Alessandro Lima – Não é errado vender e ter um discurso vendedor. O problema é que cada vez menos gente liga para ele. Note como a Netflix nunca nos pediu para assinar seu serviço. Mas observem como a Netflix está sempre nas timelines, com histórias, sonhos e forte sentimento de diversão. Outro caso, o Nubank, se destaca pelo atendimento que faz nas redes sociais. Diria que nos dois casos, boas histórias e autenticidade são um componente importante para que o público se identifique com uma marca. Mas não podemos esquecer as causas. Outro erro é querer enviar a mesma mensagem para todo mundo. Fazemos mídia no Facebook como se tivéssemos fazendo um comercial no Fantástico: uma única peça, imutável para uma segmentação única. É como os primeiros filmes mudos, que pareciam um teatro filmado. Se há a possibilidade de fazer anúncios para mulheres que vão ao Shopping Morumbi, gostam de Roberto Carlos e têm interesse por capoeira, porque continuamos usando as segmentações sócio-demográficas tradicionais? E por que temos um único anúncio? É preciso esquecer o modo antigo de se trabalhar e pensar nas novas possibilidades e usar os dados para saber se o que a Netflix e o Nubank fazem, funciona para sua marca. É preciso testar, mudar, testar novamente até chegar próximo do resultado que queremos. Errará a marca que usar fórmulas antigas no novo mundo.
Portal do Shopping – Como uma tendência para 2017 você afirma: menos content marketing, mais causas nas timelines corporativas. Como abraçar uma causa sem parecer “superficial”.

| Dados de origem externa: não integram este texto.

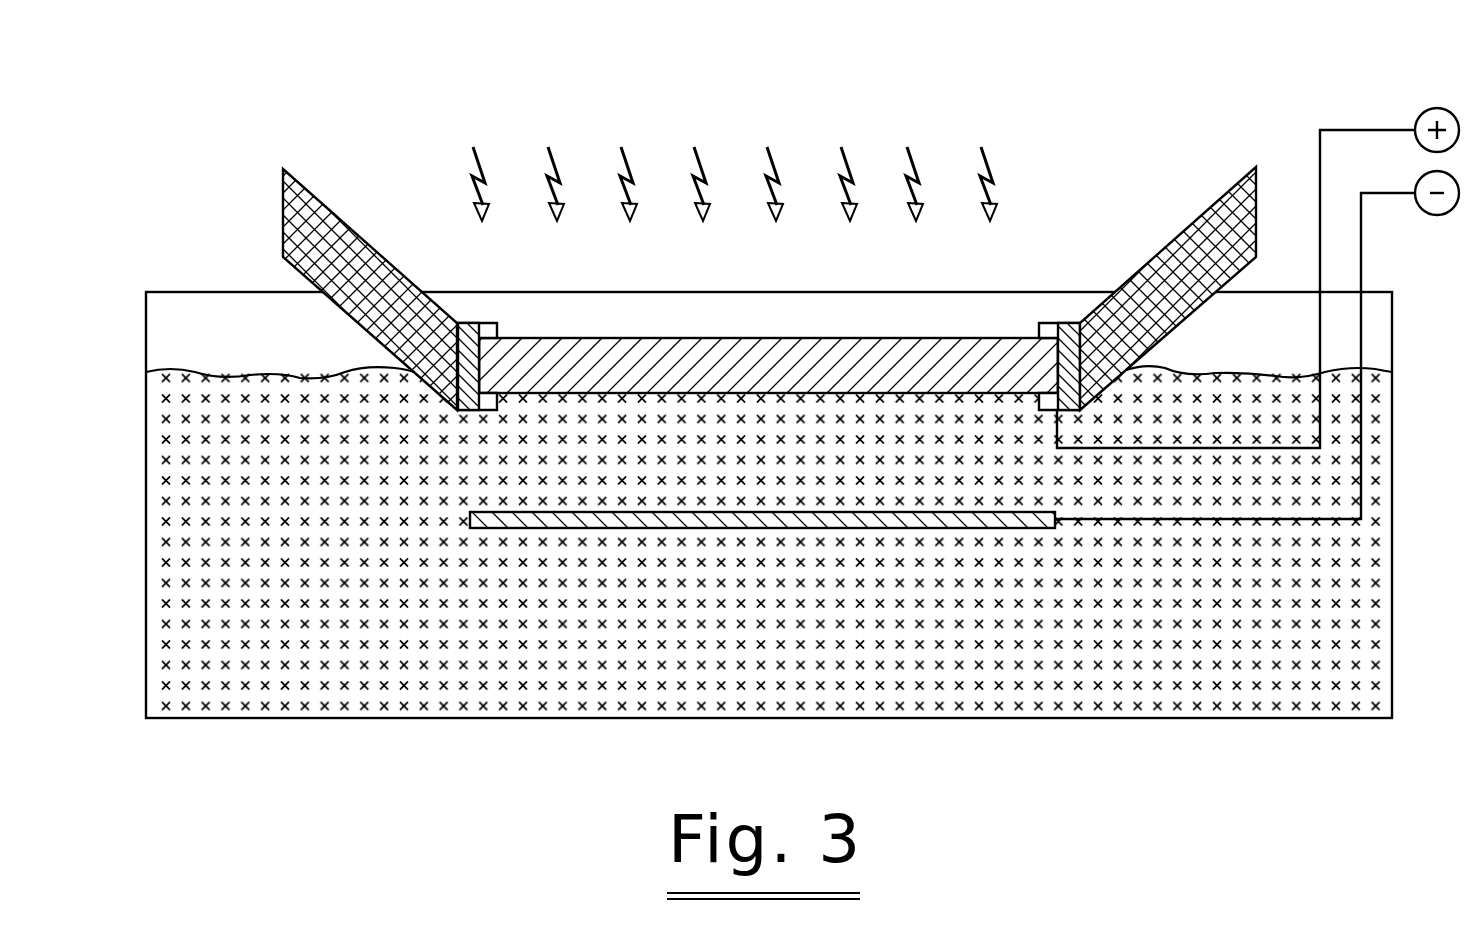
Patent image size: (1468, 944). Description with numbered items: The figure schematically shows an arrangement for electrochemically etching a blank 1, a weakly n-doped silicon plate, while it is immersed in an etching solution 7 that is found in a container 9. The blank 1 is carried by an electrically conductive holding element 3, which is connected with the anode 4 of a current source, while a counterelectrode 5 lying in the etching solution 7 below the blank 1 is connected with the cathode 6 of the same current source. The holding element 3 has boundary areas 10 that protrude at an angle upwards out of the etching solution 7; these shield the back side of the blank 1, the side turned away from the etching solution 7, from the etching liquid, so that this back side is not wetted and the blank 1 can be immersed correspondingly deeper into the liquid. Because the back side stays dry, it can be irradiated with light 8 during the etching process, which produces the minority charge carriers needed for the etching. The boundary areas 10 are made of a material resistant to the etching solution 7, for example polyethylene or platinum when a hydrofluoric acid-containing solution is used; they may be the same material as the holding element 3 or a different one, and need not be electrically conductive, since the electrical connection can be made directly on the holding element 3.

The blank 1 is at (587, 378).
The holding element 3 is at (465, 410).
The anode 4 is at (1437, 108).
The counterelectrode 5 is at (905, 528).
The cathode 6 is at (1437, 215).
The etching solution 7 is at (203, 368).
The light 8 is at (622, 148).
The container 9 is at (1393, 586).
The boundary areas 10 is at (1160, 250).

Alessandro Lima – Creio que o ideal é a marca se conhecer. A regra número 1 é: não defenda uma causa para a sociedade se, internamente, com seus colaboradores, esta causa ainda é tabu. Igualdade de gêneros? Tudo bem, desde que seja praticada na remuneração dentro da própria empresa. Combate ao racismo? Desde que funcionários ou clientes não sofram com pessoas mal treinadas no ponto de venda. Enfim, causas podem mobilizar, mas há um risco muito maior do que a famosa propaganda de margarina. É preciso refletir sobre a melhor causa ou adotar uma causa ainda não defendida, mas que já é importante para um grupo de consumidores.
Estudando o universo das mães millennials recentemente descobrimos na E.life que estas novas mães falam em adotar um tipo de alimentação para seus filhos pequenos que prioriza alimentá-los quando eles têm fome, e não de hora em hora como nas gerações anteriores. Este novo hábito, discutido abertamente em redes sociais, pode eventualmente ter aprovação de médicos e se tornar uma causa importante para uma marca de comida para bebês. É preciso estar atento, monitorando, ouvindo para descobrir novos comportamentos e novas causas. É o que vem acontecendo recentemente no Brasil com o movimento low-poo, onde as mulheres descobriram que não precisam obrigatoriamente terem cabelos lisos e devem procurar produtos específicos para o cabelo brasileiro.
Portal do Shopping – Quais conselhos você dá para as empresas presentes nas redes, em face destes desafios?
Alessandro Lima – Acho que o principal conselho é: seja autêntica, fale numa linguagem humana e próxima. Ninguém está interessado na sua embalagem, mas nas suas causas, nas suas histórias como marca. A venda se torna uma consequência da venda de um conceito.